Goście z Canady też dojechali i z całej Polski, poczynając od Szczecina a kończąc na Nadbużu. A rodowo - począwszy od Kołek do samej Bindugi - Kowel, Łuck, Podiwanówka, Dubno (razem z 24 miast i miejscowości na Wołyniu). Polubili się spotykać, większość zna się a Ci nowi, poznają dalekich familiantów i ludzi "od nas". Może innych to dziwić, ale sympatycy z Chełma wiedzą czym jest tęsknota za ojcowizną, ta duchowa, najgłębsza. Od wielu lat z nich towarzysze w pielgrzymkach i uroczystościach, razem z Wołynianami przeżywa wszystko i dokłada się do kosztów. W tym roku po Zjeździe - pozostała historyczna tablica w dzwonnicy przy Bazylice NNMP w Chełmie. Wybraliśmy celowo dzwonnicę, bo ją widzieli nasi Przodkowie pierwszą na horyzoncie, po wysiedleniu, ucieczkach, w różnych stanach ducha, bez chleba i bez żadnego dobytku (często w sieroctwie i załamaniu) po przekroczeniu granicy, na drodze z Okop. Kto tego nie przeżył, nie ma wyobrażenia, czym była ze spalonego Wołynia - ziemia tutaj, krajobraz i ludzie - Polacy. Jakie ciężkie, chłodne i głodne były pierwsze dni, pod Chełmem - chociaż ludzie karmili, to był głód z wygnania, głód bezdomności i widmo, sierocej tułaczki po świecie. Ten ból, cierpienia i hołd od Potomnych - dźwiga poświęcona tablica. W kolejny dzień - sobotę - koncert zespołu Sosna z Sosnowicy, przy Wołyńskiej Piecie, poezja i wspólna modlitwa, spotkanie wielopokoleniowe - były ostatnim akcentem VII Zjazdu Kresowian w Chełmie. Modlili się, cieszyli, obdarowywali - specjalnie drukowanymi na te okoliczność obrazkami pielgrzymów z MB z Lubomla i Izydorem. Jedni drugich wypytywali - kiedy znowu, gdzie się spotkamy. Roztęsknimy się, to za długo...

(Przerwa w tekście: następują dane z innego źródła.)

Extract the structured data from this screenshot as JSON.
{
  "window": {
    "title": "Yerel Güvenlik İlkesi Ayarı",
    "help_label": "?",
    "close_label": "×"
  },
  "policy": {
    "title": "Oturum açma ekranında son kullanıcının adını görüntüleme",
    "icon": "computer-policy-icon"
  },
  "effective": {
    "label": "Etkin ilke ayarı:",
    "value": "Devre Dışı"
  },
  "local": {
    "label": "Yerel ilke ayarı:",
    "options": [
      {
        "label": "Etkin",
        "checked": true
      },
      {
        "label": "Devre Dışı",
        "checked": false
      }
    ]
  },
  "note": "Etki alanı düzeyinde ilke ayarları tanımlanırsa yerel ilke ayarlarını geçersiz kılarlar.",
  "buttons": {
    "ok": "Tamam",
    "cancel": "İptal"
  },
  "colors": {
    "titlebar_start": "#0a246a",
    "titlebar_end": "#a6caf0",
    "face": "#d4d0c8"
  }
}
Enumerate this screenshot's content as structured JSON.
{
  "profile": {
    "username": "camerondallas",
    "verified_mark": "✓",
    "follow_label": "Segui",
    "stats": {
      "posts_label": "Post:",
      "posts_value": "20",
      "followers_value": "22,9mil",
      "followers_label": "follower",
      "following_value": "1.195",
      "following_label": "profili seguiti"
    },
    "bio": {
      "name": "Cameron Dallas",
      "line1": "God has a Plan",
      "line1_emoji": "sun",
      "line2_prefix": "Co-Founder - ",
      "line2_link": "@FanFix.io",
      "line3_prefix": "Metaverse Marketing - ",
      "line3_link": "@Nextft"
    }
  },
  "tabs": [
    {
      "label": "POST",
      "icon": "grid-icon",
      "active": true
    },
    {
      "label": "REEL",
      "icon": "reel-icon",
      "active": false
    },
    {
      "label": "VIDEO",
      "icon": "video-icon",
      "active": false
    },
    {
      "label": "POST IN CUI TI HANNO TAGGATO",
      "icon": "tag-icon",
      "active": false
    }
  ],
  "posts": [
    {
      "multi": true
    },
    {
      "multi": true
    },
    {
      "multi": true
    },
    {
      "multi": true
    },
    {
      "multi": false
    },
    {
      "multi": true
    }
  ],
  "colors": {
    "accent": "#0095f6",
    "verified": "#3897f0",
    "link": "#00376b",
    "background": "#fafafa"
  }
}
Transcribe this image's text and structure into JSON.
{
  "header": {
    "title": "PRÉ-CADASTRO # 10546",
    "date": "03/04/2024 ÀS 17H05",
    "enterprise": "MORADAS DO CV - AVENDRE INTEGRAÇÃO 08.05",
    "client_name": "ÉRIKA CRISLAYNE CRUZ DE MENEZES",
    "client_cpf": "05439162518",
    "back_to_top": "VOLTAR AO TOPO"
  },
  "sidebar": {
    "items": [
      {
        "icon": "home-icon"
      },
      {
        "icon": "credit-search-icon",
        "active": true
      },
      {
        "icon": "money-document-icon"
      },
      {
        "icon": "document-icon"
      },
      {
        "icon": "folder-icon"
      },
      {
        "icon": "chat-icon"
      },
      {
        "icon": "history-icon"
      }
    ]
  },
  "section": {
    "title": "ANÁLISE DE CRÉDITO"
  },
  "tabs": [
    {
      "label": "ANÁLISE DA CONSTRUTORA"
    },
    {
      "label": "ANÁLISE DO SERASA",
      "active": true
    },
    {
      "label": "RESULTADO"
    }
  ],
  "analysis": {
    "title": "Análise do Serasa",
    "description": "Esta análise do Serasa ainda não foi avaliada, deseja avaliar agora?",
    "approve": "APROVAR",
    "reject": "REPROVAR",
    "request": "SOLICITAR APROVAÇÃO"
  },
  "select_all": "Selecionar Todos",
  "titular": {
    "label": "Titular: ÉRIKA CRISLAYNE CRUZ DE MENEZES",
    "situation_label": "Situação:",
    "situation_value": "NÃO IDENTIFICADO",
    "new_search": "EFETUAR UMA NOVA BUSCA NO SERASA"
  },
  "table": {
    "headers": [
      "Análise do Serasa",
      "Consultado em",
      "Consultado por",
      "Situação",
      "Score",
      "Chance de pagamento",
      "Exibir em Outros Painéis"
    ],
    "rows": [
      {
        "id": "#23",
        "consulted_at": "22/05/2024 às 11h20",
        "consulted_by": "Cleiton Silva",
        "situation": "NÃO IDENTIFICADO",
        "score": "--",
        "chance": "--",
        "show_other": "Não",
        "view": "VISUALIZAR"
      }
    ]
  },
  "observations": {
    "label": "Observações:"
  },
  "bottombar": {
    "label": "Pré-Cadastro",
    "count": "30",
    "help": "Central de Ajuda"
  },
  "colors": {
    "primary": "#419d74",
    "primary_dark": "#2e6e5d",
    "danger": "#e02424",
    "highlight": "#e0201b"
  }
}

"Jak mamy tęsknić, to razem" napisała Kupraczanka w księdze gości, na wspomnianej wyżej stronie a wnuczka Dobrego Stacha (dzisiaj z Kujaw) - we śnie czy majakach widziała wszystkich z okolicy: Matrona -Petruka, Mudroho Piotra, Matrosa - Stachniuka i Biłoho i Kuroczku, Demka i Cyrolke i Marynie i Okrase i Benia ( bo im wszystkim po Powstaniu Listopadowym Car rozwścieczony, po przepisywał nazwiska, by ich polskość zatrzeć i zaczęła się kołomyja). Wszystko pamiętają i przekazują historię.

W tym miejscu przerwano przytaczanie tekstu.